Joshua 24:15 was our chosen wedding text. It was also my parents' and our daughter and son-in-law's purposely chosen text. I love those words.....As for me and my house, we will serve the Lord.

barbara said...

I loved your post today about choosing life and embracing joy despite these troubled times.

A well known newscaster here in Canada used to read all of the awful news. Then he'd tell one small upbeat story (maybe about a teen volunteer project) adding the remark. "That's not news but that too is reality."

Unknown said...

Choose life, embrace joy...good words! I'm going to write them in bold letters in my journal now. You always encourage - thanks!
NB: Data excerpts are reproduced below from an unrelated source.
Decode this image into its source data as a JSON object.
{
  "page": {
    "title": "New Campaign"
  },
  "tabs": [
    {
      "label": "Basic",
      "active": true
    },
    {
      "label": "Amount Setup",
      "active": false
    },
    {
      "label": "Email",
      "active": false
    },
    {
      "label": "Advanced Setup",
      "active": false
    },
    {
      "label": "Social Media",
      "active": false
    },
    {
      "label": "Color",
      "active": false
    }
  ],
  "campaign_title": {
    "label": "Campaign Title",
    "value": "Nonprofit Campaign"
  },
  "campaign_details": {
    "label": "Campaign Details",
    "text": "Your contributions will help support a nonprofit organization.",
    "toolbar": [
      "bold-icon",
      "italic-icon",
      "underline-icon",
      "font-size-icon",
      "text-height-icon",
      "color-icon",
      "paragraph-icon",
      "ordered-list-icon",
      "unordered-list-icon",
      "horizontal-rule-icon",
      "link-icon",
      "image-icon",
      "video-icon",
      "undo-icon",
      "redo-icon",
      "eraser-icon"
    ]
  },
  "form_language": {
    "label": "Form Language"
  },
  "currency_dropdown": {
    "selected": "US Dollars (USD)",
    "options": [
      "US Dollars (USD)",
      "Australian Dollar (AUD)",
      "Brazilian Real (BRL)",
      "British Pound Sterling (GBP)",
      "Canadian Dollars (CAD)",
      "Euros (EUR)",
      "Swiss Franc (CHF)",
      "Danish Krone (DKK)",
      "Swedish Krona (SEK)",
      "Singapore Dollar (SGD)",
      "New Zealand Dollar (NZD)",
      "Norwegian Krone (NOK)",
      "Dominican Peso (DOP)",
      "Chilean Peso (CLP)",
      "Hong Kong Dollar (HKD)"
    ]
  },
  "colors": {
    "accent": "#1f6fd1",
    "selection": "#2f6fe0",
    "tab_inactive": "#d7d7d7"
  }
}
Nana Trish is Living the Dream said...

This was such an excellent post. It gives me comfort knowing you are up there getting ready for your garden. It may sound funny, but I think it would be great to have a garden and eat the food you have grown, but right now at this season of my life I'm not really able to do that. I enjoy reading about your adventures with the garden and the crops you get from it. I, too, have stopped listening to much news. It is so depressing. I must focus more on the positive.My job is so much about death that I have to try and look at the joy we are given. I have missed communicating with you, but I am back in the saddle again.

Anonymous said...

Thank you. This was exactly what I needed tonight.

Valerie

matty said...

Amen!

Thank you for this lovely post! We often forget that life is full of choices from the moment we open our eyes in the morning until we close them at night.

Have a sunshiney day!

Kellylynn said...

I choose too :-)

~God bless bunches,
Kelly Lynn in Texas

Anonymous said...

Great post,Brenda!
I just finished reading 8 weeks to optimum health by andrew weil, m.d. and he has you doing news fasts among other things. It really is eye opening how bad news affects us in our mind, moods, and attitudes when we constantly watch this.It seems the world is crumbling all around us, yet God above is holding us steady. We once again are right in tune with each other. How does that happen? :)

Jeanie in KY

Lena said...

I think, we may not share the same religious beliefs Brenda, but boy do we ever think so very much about so many other things in life. Perhaps, it is simply the words that we use to express our thoughts, that are different. This morning, I was thinking aobut buying a new Thesaurus. I sent mine off to school with my son. My vocabulary isn't great. You write so beautifully. I know there are online Thesaurus', but nothing really takes the place of that book sitting right by your side.

Take care,
Lena

I've written aobut this very subject before. About making a choice to put the focus on the best parts of life. I do try very hard to do that, and like you, I try to stay informed, but there is much in the world of media that I don't want to bring into my days. Balance in all things, is what I'm striving for right now.